Che in America il loro ultimo disco, uscito a inizio mese, «Venom & Faith», sia salutato come un piccolo capolavoro di blues (ma non solo) non stupisce, come pure che Elvis Costello le abbia volute in apertura ad un suo concerto. Si trattasse di una delle tracce dell’ultimo disco (su tutti il singolo di lancio dell’ultima fatica, «Bleach Blonde Bottle Blues») o di cover reinterpretate - dalla leggendaria «Black Betty» all'appassionato omaggio a Son House di «Preachin' Blues» - le Lovell sisters hanno stregato il pubblico con un’altalena che ha portato dalle quote del più graffiante blues, declinato per vie originali (le due con la terza sorella hanno trascorsi persino nella bluegrass), alle porte dello spiritual, per le sonorità che viaggiano verso l’onirico.

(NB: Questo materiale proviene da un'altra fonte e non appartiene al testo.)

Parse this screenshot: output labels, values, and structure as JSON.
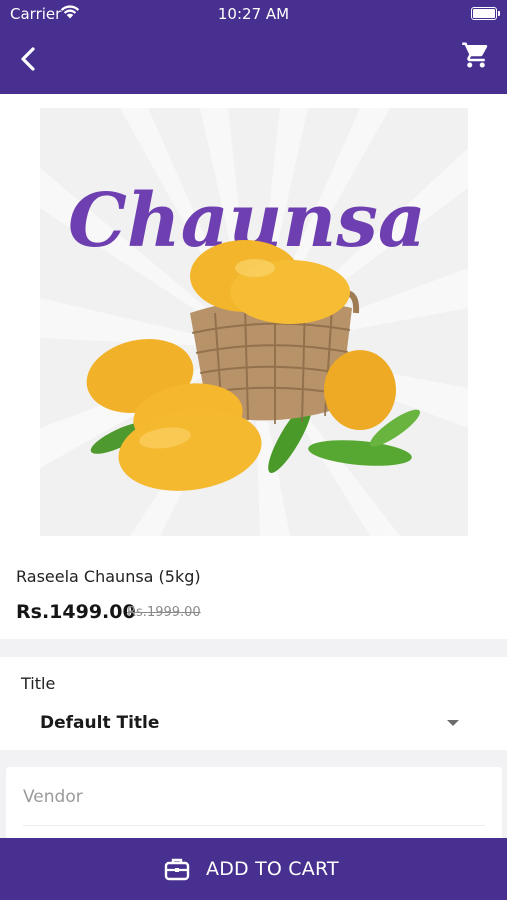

Tra tempo battuto con le sole mani e assoli vocali o di slide guitar - anche se per l’intero concerto hanno goduto del supporto preciso di basso elettrico (Tarka Layman) e batteria (Kevin McGowan) – hanno sfoderato sorrisi emozionati da ragazze acqua e sapone del profondo sud (con tanto di omaggio al nonno paterno e alla sua perdita), accanto alla grinta tagliente delle blues girl più affermate.

Le Larkin Poe (al centro, da sinistra Rebecca e Megan Lovell) e i Superdownhome (a sinistra Henry Sauda e a destra Beppe Facchetti) - Foto tratta da Facebook © www.giornaledibrescia.it
Le Larkin Poe (al centro, da sinistra Rebecca e Megan Lovell) e i Superdownhome (a sinistra Henry Sauda e a destra Beppe Facchetti) - Foto tratta da Facebook © www.giornaledibrescia.it

In altre parole, val la pena per chi se le fosse perse l’altra sera, di seguirle tra social e YouTube nei loro «Tip o’ The Hat», brevi esibizioni in cui sperimentano i più stravaganti abbinamenti strumentali, e di segnare in agenda le due date italiane che si sono aggiunte nelle ultime ore, a conferma del successo di pubblico: 29 marzo a Milano (Spazio Teatro 89) e 30 marzo a Ravenna (Teatro Sociale). Perché d’altro canto le Larkin Poe l’hanno detto chiaro e tondo sul palco: «In Italia il cibo è favoloso. Ed è il massimo complimento che possono farvi due ragazze della Georgia». Cibo favoloso, già. Come il loro blues.